Novembre 2011, Germigny-l'Évêque, Seine-et-Marne. Charlène Cotte ramène Marie (le prénom a été changé), 5 ans, et Bastien de l’école. Le petit est un garçon turbulent, agité, hyperactif « comme son père ». Il aurait encore causé des troubles à l’école. La veille, il avait jeté le dessin d’un camarade dans les toilettes. Les parents décident de le punir – ce sera le placard, comme d’habitude. Enfermé et entravé par du scotch – parfois bâillonné – le petit garçon était séquestré lorsque ses parents le jugeaient utile. C’était surtout son père.
Vers 19 h, les secours constatent le décès de Bastien. Il est nu, allongé, humide. Le corps est mutilé d’ecchymoses et de fractures, des traces « susceptibles d’avoir été faites par la machine à laver », détaille à la cour le gendarme chargé de diriger l’enquête. Le médecin légiste confirme et décrit ces traces caractéristiques du tambour de la machine : des petites alvéoles. En 6 000 autopsies, il n’a jamais vu ça.
En garde à vue, Christophe Champenois ment. Il était devant son ordinateur et a vu la porte du placard ouverte. Bastien s’était échappé et en avait profité pour chuter lourdement dans les escaliers. Christophe le ramasse et le met dans une petite baignoire en plastique pour le ranimer, puis file appeler les secours. Quand il revient, le petit est immergé – et ne sera jamais ranimé.
Charlène Cotte soutient également cette version, puis en change. Elle affirme désormais que son compagnon a mis Bastien dans la machine en « mode essorage ». Elle dit avoir tenté de s’interposer, mais vaincue par les coups du père déchaîné, elle a été impuissante à le sauver.
« J’avais toujours été heureuse jusqu’à ce que Bastien arrive au monde »

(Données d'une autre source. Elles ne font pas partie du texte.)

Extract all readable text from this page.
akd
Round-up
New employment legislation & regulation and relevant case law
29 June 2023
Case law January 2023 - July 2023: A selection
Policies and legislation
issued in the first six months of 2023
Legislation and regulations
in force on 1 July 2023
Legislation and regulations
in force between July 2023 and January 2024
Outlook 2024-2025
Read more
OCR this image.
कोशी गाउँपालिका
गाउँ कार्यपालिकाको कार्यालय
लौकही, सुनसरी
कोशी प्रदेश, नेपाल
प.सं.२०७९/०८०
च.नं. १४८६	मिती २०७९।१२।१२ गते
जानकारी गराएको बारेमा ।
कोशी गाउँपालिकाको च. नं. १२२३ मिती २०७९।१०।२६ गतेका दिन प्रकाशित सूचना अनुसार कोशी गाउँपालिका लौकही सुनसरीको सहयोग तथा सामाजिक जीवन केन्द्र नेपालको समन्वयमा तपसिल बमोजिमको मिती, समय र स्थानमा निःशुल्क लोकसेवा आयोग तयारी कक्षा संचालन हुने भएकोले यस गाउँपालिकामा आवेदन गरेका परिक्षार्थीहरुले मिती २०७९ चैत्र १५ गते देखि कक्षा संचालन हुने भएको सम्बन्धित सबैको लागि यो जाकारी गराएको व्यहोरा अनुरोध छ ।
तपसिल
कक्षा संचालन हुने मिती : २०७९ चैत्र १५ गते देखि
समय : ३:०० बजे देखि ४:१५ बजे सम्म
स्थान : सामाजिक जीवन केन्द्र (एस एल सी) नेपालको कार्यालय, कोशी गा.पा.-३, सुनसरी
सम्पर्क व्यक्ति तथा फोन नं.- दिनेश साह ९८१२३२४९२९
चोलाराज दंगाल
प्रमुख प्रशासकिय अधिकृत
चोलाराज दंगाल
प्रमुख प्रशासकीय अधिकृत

Mais une petite voix contredit la défense de Charlène Cotte. Marie, la sœur aînée, a vu la scène. « Papa a mis Bastien dans la machine à laver parce qu’il a fait des bêtises à l'école », répète-t-elle à tout le monde. Maman faisait un puzzle avec elle, dans le salon qui jouxte la salle d'eau. Charlène n’a pas de traces de coups, pas de stigmates de la lutte contre un homme violent. L’appartement, un F2 exigu et insalubre, aux parois fines, n’a pas empêché la mère et la fille d’entendre les supplications de Bastien. « Laissez-moi sortir », hurlait-il du fond du tambour qui tourbillonnait. Ça a duré 5 minutes. Durant le cycle d’environ 45 minutes, Marie n’a pas vu sa mère tenter d’ouvrir la machine. Christophe Champenois surfait sur internet, dans la même pièce.
Les juges de Melun ont fouillé dans la vie des deux accusés pour tenter de trouver les raisons de l’acte. Devant la cour, Christophe Champenois apparaît d’abord apathique, la parole mécanique et l’élocution hachée. Il a un méningiome, une tumeur bénigne sur laquelle se forme parfois un œdème qui affecte sa personnalité. « Je deviens encore plus nerveux, je peux exploser », prévient-il.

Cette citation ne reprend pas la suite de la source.